Week 5: Neural Networks¶
CS50's Introduction to Artificial Intelligence with Python
Biological Inspiration¶
Biological neurons connect to form networks that receive and transmit electrical signals. When input surpasses a threshold, the neuron fires and forwards its signal.
An Artificial Neural Network is a computational framework modeled on this biological system. Networks map inputs to outputs based on their structure and learned parameters — training data shapes the configuration.
Each biological neuron's equivalent in AI is a unit linked with other units.
Basic hypothesis function: h(x₁, x₂) = w₀ + w₁x₁ + w₂x₂
- w₁, w₂ = weights
- w₀ = bias
Activation Functions¶
Translate hypothesis function outputs into decisions.
| Function | Behavior |
|---|---|
| Step Function | Output 0 before threshold, then 1 |
| Logistic Function | Output between 0 and 1 (graduated confidence) |
| ReLU (Rectified Linear Unit) | Any positive output; negatives become 0 |
Network Structure¶
Layers: - Input units — receive raw features - Hidden units — intermediate processing - Output units — produce final predictions
Each output unit: multiplies inputs by weights, adds bias, applies activation function g.
OR function example: With inputs x₁ and x₂, unit weights of 1, and bias of -1:
Produces correct outputs when thresholded at 0.Gradient Descent¶
Minimizes loss during training by adjusting weights.
- Start with random weights
- Compute gradients across all data points
- Update weights in the direction that reduces loss
| Variant | Description |
|---|---|
| Standard Gradient Descent | Uses all data points |
| Stochastic Gradient Descent | Uses a single randomly-selected point |
| Mini-Batch Gradient Descent | Uses small random samples — balances cost and precision |
Multilayer Networks¶
Networks with input, output, and one or more hidden layers enable modeling non-linear data.

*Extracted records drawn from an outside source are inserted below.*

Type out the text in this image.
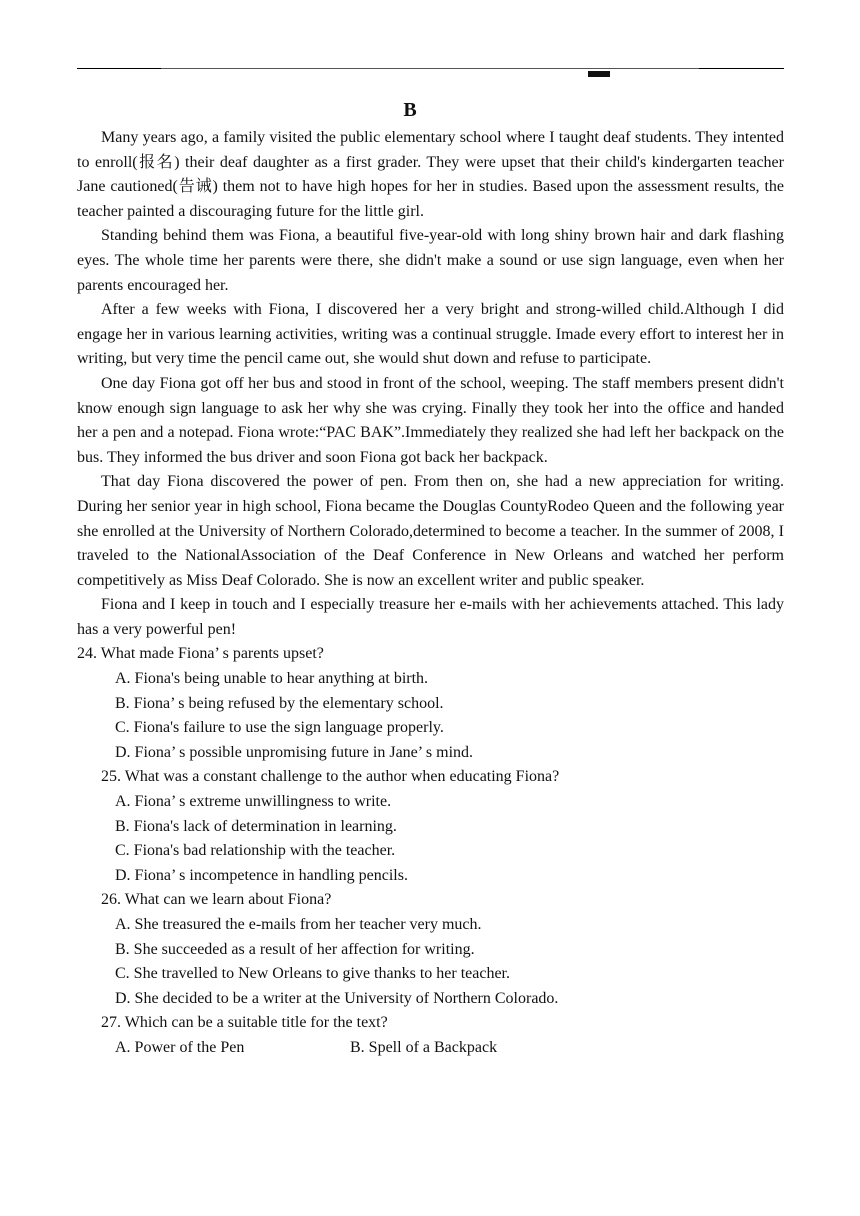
B

Many years ago, a family visited the public elementary school where I taught deaf students. They intented to enroll(报名) their deaf daughter as a first grader. They were upset that their child's kindergarten teacher Jane cautioned(告诫) them not to have high hopes for her in studies. Based upon the assessment results, the teacher painted a discouraging future for the little girl.

Standing behind them was Fiona, a beautiful five-year-old with long shiny brown hair and dark flashing eyes. The whole time her parents were there, she didn't make a sound or use sign language, even when her parents encouraged her.

After a few weeks with Fiona, I discovered her a very bright and strong-willed child.Although I did engage her in various learning activities, writing was a continual struggle. Imade every effort to interest her in writing, but very time the pencil came out, she would shut down and refuse to participate.

One day Fiona got off her bus and stood in front of the school, weeping. The staff members present didn't know enough sign language to ask her why she was crying. Finally they took her into the office and handed her a pen and a notepad. Fiona wrote:“PAC BAK”.Immediately they realized she had left her backpack on the bus. They informed the bus driver and soon Fiona got back her backpack.

That day Fiona discovered the power of pen. From then on, she had a new appreciation for writing. During her senior year in high school, Fiona became the Douglas CountyRodeo Queen and the following year she enrolled at the University of Northern Colorado,determined to become a teacher. In the summer of 2008, I traveled to the NationalAssociation of the Deaf Conference in New Orleans and watched her perform competitively as Miss Deaf Colorado. She is now an excellent writer and public speaker.

Fiona and I keep in touch and I especially treasure her e-mails with her achievements attached. This lady has a very powerful pen!

24. What made Fiona’ s parents upset?

A. Fiona's being unable to hear anything at birth.

B. Fiona’ s being refused by the elementary school.

C. Fiona's failure to use the sign language properly.

D. Fiona’ s possible unpromising future in Jane’ s mind.

25. What was a constant challenge to the author when educating Fiona?

A. Fiona’ s extreme unwillingness to write.

B. Fiona's lack of determination in learning.

C. Fiona's bad relationship with the teacher.

D. Fiona’ s incompetence in handling pencils.

26. What can we learn about Fiona?

A. She treasured the e-mails from her teacher very much.

B. She succeeded as a result of her affection for writing.

C. She travelled to New Orleans to give thanks to her teacher.

D. She decided to be a writer at the University of Northern Colorado.

27. Which can be a suitable title for the text?

A. Power of the Pen	B. Spell of a Backpack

- Perceptrons only create linear decision boundaries — fail for non-linearly separable data
- Multiple hidden layers overcome this limitation
Backpropagation¶
Training algorithm for networks with hidden layers:
- Calculate output layer errors
- Propagate errors backward layer by layer
- Update weights progressively
Networks with multiple hidden layers are called deep neural networks.
Overfitting Prevention¶
Dropout: Randomly deactivates units during training, preventing over-reliance on individual units. All units function normally after training.
TensorFlow Example¶
import tensorflow as tf
model = tf.keras.Sequential([
tf.keras.layers.Dense(64, activation='relu', input_shape=(n_features,)),
tf.keras.layers.Dropout(0.5),
tf.keras.layers.Dense(1, activation='sigmoid')
])
model.compile(optimizer='adam', loss='binary_crossentropy', metrics=['accuracy'])
model.fit(X_train, y_train, epochs=10)
Dense layers connect every node in one layer to all nodes in the previous layer.
Computer Vision¶
Images are made of pixels represented by RGB values (0–255 each). Direct neural networks on raw pixels face two problems: 1. Ignores spatial structure 2. Requires excessive weight calculations
Image Convolution¶
Applies a kernel matrix across an image, weighting each pixel by neighboring values. Different kernels serve different purposes — edge detection kernels highlight boundaries by amplifying pixel differences.
Pooling¶
Max-Pooling reduces input dimensions by sampling region-wise maximum values, leveraging similarity of adjacent pixels.
Flattening¶
Converts processed images into format suitable for traditional neural network layers.
Convolutional Neural Networks (CNNs)¶
Combine convolution, pooling, and dense layers for image analysis:
- Extract features through learned convolution filters
- Reduce dimensionality through pooling
- Feed flattened results into dense layers
Convolution + pooling together reduce sensitivity to image variations — slightly different angles produce comparable outputs.
Recurrent Neural Networks (RNNs)¶
Unlike feed-forward networks that produce fixed outputs, RNNs use their own outputs as subsequent inputs.
This enables variable-length outputs, making them suitable for: - Image captioning - Video analysis - Machine translation - Sequential data processing
The non-linear architecture processes sequences iteratively, generating outputs at multiple steps until completion.